ROME (AP) — Fiat SpA CEO Sergio Marchionne is expected to outline the company's strategy for its Italian plants after the release of the carmarker's third-quarter earnings on Tuesday.

The Italian company, which controls Chrysler LLC, has been under pressure from unions and politicians to discuss its investment plans since Marchionne backed off on an earlier scheme to invest some €20 billion ($25.8 billion) over five years to boost Italian production. The financial crisis has taken the bottom out of Fiat sales in its home European market and has forced the company to periodically idle plants.

Marchionne, who discussed the carmaker's predicament with the government last month, is looking at refocusing its Italian plants on exports. The CEO will brief unions on his plans later Tuesday.

SALES: Fiat sales are down 20 percent in the first nine months of the year, to 1 million vehicles from 1.37 million a year earlier. In September alone, they dropped 25.7 percent. That's in a European auto market that dropped 7 percent in the first three quarters of the year, according to ACEA, the European automakers association.

SHORT-TERM LAYOFFS: Fiat plants in Italy have been greatly underutilized due to the economic crisis. The state-of-the-art Pomigliano plant, which employs some 2,150 workers and where Fiat recently invested €800 million, is being idled from Oct. 29 to Nov. 11, during which period workers receive reduced pay. Other plants also have been shut down for stretches.
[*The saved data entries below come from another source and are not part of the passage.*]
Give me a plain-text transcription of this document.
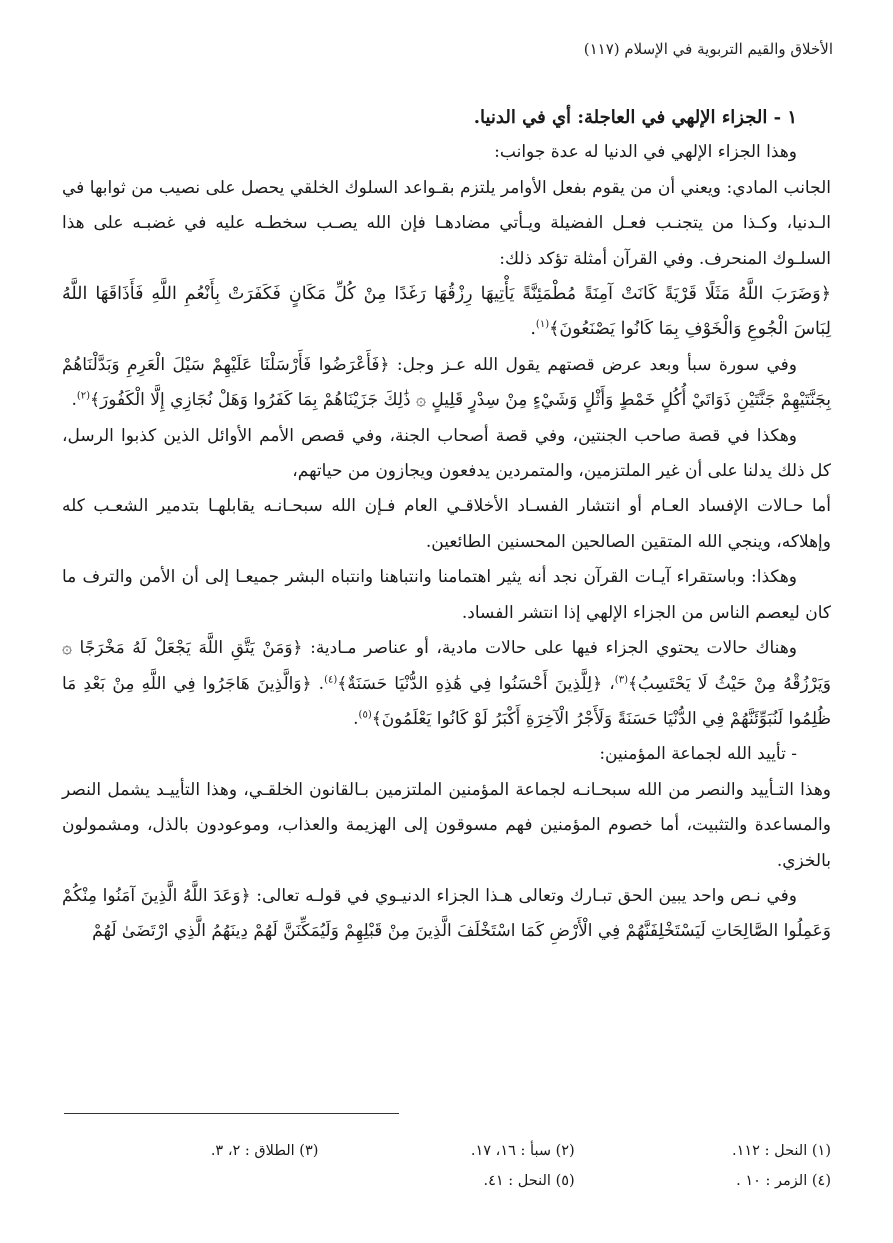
الأخلاق والقيم التربوية في الإسلام (١١٧)

١ - الجزاء الإلهي في العاجلة: أي في الدنيا.

وهذا الجزاء الإلهي في الدنيا له عدة جوانب:

الجانب المادي: ويعني أن من يقوم بفعل الأوامر يلتزم بقـواعد السلوك الخلقي يحصل على نصيب من ثوابها في الـدنيا، وكـذا من يتجنـب فعـل الفضيلة ويـأتي مضادهـا فإن الله يصـب سخطـه عليه في غضبـه على هذا السلـوك المنحرف. وفي القرآن أمثلة تؤكد ذلك:

﴿وَضَرَبَ اللَّهُ مَثَلًا قَرْيَةً كَانَتْ آمِنَةً مُطْمَئِنَّةً يَأْتِيهَا رِزْقُهَا رَغَدًا مِنْ كُلِّ مَكَانٍ فَكَفَرَتْ بِأَنْعُمِ اللَّهِ فَأَذَاقَهَا اللَّهُ لِبَاسَ الْجُوعِ وَالْخَوْفِ بِمَا كَانُوا يَصْنَعُونَ﴾$^{(١)}$.

وفي سورة سبأ وبعد عرض قصتهم يقول الله عـز وجل: ﴿فَأَعْرَضُوا فَأَرْسَلْنَا عَلَيْهِمْ سَيْلَ الْعَرِمِ وَبَدَّلْنَاهُمْ بِجَنَّتَيْهِمْ جَنَّتَيْنِ ذَوَاتَيْ أُكُلٍ خَمْطٍ وَأَثْلٍ وَشَيْءٍ مِنْ سِدْرٍ قَلِيلٍ ۞ ذَٰلِكَ جَزَيْنَاهُمْ بِمَا كَفَرُوا وَهَلْ نُجَازِي إِلَّا الْكَفُورَ﴾$^{(٢)}$.

وهكذا في قصة صاحب الجنتين، وفي قصة أصحاب الجنة، وفي قصص الأمم الأوائل الذين كذبوا الرسل، كل ذلك يدلنا على أن غير الملتزمين، والمتمردين يدفعون ويجازون من حياتهم،

أما حـالات الإفساد العـام أو انتشار الفسـاد الأخلاقـي العام فـإن الله سبحـانـه يقابلهـا بتدمير الشعـب كله وإهلاكه، وينجي الله المتقين الصالحين المحسنين الطائعين.

وهكذا: وباستقراء آيـات القرآن نجد أنه يثير اهتمامنا وانتباهنا وانتباه البشر جميعـا إلى أن الأمن والترف ما كان ليعصم الناس من الجزاء الإلهي إذا انتشر الفساد.

وهناك حالات يحتوي الجزاء فيها على حالات مادية، أو عناصر مـادية: ﴿وَمَنْ يَتَّقِ اللَّهَ يَجْعَلْ لَهُ مَخْرَجًا ۞ وَيَرْزُقْهُ مِنْ حَيْثُ لَا يَحْتَسِبُ﴾$^{(٣)}$، ﴿لِلَّذِينَ أَحْسَنُوا فِي هَٰذِهِ الدُّنْيَا حَسَنَةٌ﴾$^{(٤)}$. ﴿وَالَّذِينَ هَاجَرُوا فِي اللَّهِ مِنْ بَعْدِ مَا ظُلِمُوا لَنُبَوِّئَنَّهُمْ فِي الدُّنْيَا حَسَنَةً وَلَأَجْرُ الْآخِرَةِ أَكْبَرُ لَوْ كَانُوا يَعْلَمُونَ﴾$^{(٥)}$.

- تأييد الله لجماعة المؤمنين:

وهذا التـأييد والنصر من الله سبحـانـه لجماعة المؤمنين الملتزمين بـالقانون الخلقـي، وهذا التأييـد يشمل النصر والمساعدة والتثبيت، أما خصوم المؤمنين فهم مسوقون إلى الهزيمة والعذاب، وموعودون بالذل، ومشمولون بالخزي.

وفي نـص واحد يبين الحق تبـارك وتعالى هـذا الجزاء الدنيـوي في قولـه تعالى: ﴿وَعَدَ اللَّهُ الَّذِينَ آمَنُوا مِنْكُمْ وَعَمِلُوا الصَّالِحَاتِ لَيَسْتَخْلِفَنَّهُمْ فِي الْأَرْضِ كَمَا اسْتَخْلَفَ الَّذِينَ مِنْ قَبْلِهِمْ وَلَيُمَكِّنَنَّ لَهُمْ دِينَهُمُ الَّذِي ارْتَضَىٰ لَهُمْ

(١) النحل : ١١٢.
(٢) سبأ : ١٦، ١٧.
(٣) الطلاق : ٢، ٣.
(٤) الزمر : ١٠ .
(٥) النحل : ٤١.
WHY IT MATTERS: Fiat controls U.S. automaker Chrysler, whose strong North American sales have helped keep Fiat profitable. Fiat will confront the dilemma over whether to invest in its Italian plants just a week after Ford Europe announced it would close two factories, putting some 6,200 workers in Britain and Belgium out of a job and taking out 18 percent of its European capacity. On the other end of the spectrum, the French government has offered €7 billion in aid to PSA Peugeot, the No. 2 carmaker in Europe, in an attempt to stave off 9,500 layoffs.

WHAT'S EXPECTED: Analysts polled by FactSet expect the company to earn €178 million in net income on €19.4 billion in revenues.

LAST YEAR'S QUARTER: Fiat posted a 67 percent increase in 2011 third-quarter profits on higher sales of Chrysler cars and trucks in North America. Net profit in the period was €112 million, up from €73 million a year earlier.